In many cases, the business would scramble to understand the audit questionnaire and its implications to quickly determine how to meet the requirements.  The problem with this is it assumes any implication requiring additional solutions, services, and related costs would be more than justified, given the specific value of that customer's business.

In this case, the savvy CEO rightly looked at each customer and the value (revenue, margin, profit, etc.) they brought to the company and required IT to provide similar details on the actual costs, risk mitigation, and value of the proposed additional cybersecurity measures.  In short, the long-term value of the customers’ business must be weighed against the long-term value and additional cost of the new cybersecurity solution and services.  The ultimate decision on whether to proceed is based on objective data from both sides.

Decision-making is based on making a business case for each solution/service. Although not written in a formal document, it was clear the CEO had a very specific method for decision-making.

The challenging aspects of dealing with cybersecurity services and solutions include:

  1. The new security solution/service may benefit the entire company and all customers, not only the ones sending the questionnaire.  The value is greater than what's associated with a single customer.
  2. Although the business desires to control costs, additional spending on higher cybersecurity capabilities may be required due to the industry's compliance requirements or baseline expectations.  You have to spend more time finding other areas to curb costs.

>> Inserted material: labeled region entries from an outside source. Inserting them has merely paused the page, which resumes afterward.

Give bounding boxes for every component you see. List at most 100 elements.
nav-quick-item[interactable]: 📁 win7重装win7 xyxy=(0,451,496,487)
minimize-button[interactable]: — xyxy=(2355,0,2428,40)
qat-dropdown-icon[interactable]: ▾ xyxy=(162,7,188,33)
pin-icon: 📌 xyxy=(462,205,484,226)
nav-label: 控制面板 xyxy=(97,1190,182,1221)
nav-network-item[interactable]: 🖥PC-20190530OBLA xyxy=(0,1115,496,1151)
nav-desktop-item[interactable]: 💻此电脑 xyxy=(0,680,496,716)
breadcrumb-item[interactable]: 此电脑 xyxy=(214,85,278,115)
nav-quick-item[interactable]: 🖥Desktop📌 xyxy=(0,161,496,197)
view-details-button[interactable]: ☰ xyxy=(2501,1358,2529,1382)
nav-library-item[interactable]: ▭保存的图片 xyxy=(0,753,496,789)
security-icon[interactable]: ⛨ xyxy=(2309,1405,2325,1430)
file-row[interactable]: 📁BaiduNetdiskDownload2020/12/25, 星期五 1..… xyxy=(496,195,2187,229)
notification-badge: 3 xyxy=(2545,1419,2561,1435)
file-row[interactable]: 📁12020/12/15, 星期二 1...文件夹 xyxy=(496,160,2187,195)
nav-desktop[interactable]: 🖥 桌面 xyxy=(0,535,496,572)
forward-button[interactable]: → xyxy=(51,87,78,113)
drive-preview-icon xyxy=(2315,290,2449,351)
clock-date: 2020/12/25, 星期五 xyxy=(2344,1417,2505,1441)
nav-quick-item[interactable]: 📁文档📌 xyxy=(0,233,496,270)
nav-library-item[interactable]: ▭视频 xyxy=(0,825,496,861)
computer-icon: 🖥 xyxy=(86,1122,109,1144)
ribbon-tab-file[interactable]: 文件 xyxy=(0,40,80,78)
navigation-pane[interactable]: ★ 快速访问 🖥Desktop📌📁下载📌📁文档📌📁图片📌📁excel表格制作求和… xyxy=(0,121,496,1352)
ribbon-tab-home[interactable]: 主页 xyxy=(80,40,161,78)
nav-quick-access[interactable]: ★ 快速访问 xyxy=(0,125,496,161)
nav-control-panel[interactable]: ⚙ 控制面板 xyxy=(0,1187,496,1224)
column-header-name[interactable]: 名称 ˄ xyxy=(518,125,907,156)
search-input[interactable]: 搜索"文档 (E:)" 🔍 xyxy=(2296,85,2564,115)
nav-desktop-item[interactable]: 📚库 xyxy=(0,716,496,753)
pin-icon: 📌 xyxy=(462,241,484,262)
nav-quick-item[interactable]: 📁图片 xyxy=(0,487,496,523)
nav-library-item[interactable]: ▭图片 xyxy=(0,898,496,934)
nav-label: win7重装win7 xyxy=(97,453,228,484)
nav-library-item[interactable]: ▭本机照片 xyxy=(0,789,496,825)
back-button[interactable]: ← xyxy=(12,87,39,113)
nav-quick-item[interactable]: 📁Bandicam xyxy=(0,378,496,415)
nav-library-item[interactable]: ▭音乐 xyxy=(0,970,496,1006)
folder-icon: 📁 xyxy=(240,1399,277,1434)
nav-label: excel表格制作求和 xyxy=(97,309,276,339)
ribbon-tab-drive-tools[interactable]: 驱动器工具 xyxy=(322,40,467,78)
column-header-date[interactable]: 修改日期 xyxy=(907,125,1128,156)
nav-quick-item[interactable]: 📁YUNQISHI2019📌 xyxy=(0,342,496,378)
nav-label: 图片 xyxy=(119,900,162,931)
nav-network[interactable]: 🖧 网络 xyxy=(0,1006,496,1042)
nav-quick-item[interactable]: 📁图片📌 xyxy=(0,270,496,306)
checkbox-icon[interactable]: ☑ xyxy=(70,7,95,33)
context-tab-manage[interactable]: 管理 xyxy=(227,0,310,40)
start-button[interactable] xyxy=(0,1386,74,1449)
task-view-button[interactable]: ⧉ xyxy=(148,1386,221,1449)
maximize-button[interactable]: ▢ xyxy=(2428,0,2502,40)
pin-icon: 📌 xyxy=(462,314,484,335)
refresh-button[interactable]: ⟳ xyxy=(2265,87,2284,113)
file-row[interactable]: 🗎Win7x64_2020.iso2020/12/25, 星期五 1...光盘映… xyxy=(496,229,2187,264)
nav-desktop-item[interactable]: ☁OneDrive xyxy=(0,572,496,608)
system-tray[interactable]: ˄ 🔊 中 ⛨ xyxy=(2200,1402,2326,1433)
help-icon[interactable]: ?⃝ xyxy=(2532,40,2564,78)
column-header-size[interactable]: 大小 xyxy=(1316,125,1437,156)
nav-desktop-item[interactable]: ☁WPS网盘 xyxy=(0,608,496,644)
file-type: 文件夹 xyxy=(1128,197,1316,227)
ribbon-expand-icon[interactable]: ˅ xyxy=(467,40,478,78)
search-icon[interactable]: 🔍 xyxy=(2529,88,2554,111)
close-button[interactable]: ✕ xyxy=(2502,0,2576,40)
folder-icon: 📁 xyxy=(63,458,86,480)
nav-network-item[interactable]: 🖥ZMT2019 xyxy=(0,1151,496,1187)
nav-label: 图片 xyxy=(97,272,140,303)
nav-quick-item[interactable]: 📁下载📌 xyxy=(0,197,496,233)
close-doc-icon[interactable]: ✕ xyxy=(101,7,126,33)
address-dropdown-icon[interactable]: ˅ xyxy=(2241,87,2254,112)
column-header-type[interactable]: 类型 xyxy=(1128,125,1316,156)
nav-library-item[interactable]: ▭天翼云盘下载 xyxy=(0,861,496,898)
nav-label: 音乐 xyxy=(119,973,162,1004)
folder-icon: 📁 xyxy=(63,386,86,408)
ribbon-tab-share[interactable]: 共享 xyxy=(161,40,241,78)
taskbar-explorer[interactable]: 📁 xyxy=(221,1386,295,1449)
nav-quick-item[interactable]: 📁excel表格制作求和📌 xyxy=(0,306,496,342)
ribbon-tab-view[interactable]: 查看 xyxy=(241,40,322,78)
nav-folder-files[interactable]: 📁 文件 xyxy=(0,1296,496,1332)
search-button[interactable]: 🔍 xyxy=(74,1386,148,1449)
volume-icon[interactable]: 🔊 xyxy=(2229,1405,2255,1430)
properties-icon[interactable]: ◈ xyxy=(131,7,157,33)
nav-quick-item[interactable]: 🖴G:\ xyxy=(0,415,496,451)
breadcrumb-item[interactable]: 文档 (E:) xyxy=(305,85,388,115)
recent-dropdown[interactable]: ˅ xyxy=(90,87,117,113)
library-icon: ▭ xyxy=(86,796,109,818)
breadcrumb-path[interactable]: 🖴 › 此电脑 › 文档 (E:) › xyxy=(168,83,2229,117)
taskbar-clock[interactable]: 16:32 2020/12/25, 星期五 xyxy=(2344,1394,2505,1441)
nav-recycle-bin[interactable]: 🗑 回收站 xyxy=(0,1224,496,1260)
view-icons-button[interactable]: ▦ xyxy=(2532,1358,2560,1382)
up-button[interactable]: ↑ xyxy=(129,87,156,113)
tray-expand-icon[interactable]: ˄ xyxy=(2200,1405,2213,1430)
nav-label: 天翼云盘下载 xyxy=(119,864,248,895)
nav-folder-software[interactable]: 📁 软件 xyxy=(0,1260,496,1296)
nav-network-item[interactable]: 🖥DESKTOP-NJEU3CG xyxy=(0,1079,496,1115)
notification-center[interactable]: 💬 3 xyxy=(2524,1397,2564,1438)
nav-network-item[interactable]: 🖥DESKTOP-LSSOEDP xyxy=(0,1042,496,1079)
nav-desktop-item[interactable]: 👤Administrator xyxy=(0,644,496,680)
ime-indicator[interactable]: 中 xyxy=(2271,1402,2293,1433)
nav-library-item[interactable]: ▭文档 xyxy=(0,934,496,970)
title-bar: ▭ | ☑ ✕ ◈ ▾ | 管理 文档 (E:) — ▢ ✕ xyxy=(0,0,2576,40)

Now, compare this scenario with a more common practice.  Something bad happens or has a likelihood of happening that could ruin the business.  IT panics and pushes solution alternatives to the management for approval.  Without any translation or common ground on the ‘why’, the business leadership approves or declines the request quickly.  The primary driver is fear.  Making decisions out of fear is never preferred compared to making them confidently.  Decisions based on fear are often reactive, whereas confidence-based decisions are proactive.  One has limited information to support it, whereas the latter typically is well thought out and presented in a more easily understandable fashion.

We are in a period where cybersecurity is the number one concern of business leaders (not IT leaders, CIOs, IT Directors). 

Cybersecurity has been in the top 10 list for many years and has crept into the top 5 more recently.  Having it jump to the number one spot is telling.  The overall business landscape has changed.  The increasing universe of threats and the ability for a single one to take down a business has pushed dealing with them to the top of my mind.

As a result, while scrutinizing IT operation spending should be an ongoing best practice for saving, the awareness and acknowledgment that the company may require additional spending in areas related to cybersecurity is very real. This is precisely where the IT decision-making process comes into the spotlight.  Being able to translate the very complicated and complex cybersecurity needs and related solutions is difficult even for technology professionals to discuss and agree upon. Correctly translating them into terms business leaders can understand is increasingly monumental yet critical to educated decision-making. 

If I were to state to a CEO – “We need to implement an SIEM and SOC to meet the current compliance requirements.”, I would expect the CEO’s eyes to roll back and either agree to get me out of the office or push back and state “In English, please.”

IT leaders and professionals must address and solve this increasingly difficult puzzle. 

How does IT translate and articulate complex technology into business terms when it is difficult, even between IT professionals?  How can a business make an educated decision without it?

If IT has done well, the result should be the proverbial ‘duck on the water.’  On the surface (to the business employees and management), things are all quiet and calm, while under the water, technical professionals are paddling their hearts out to keep them productive and safe.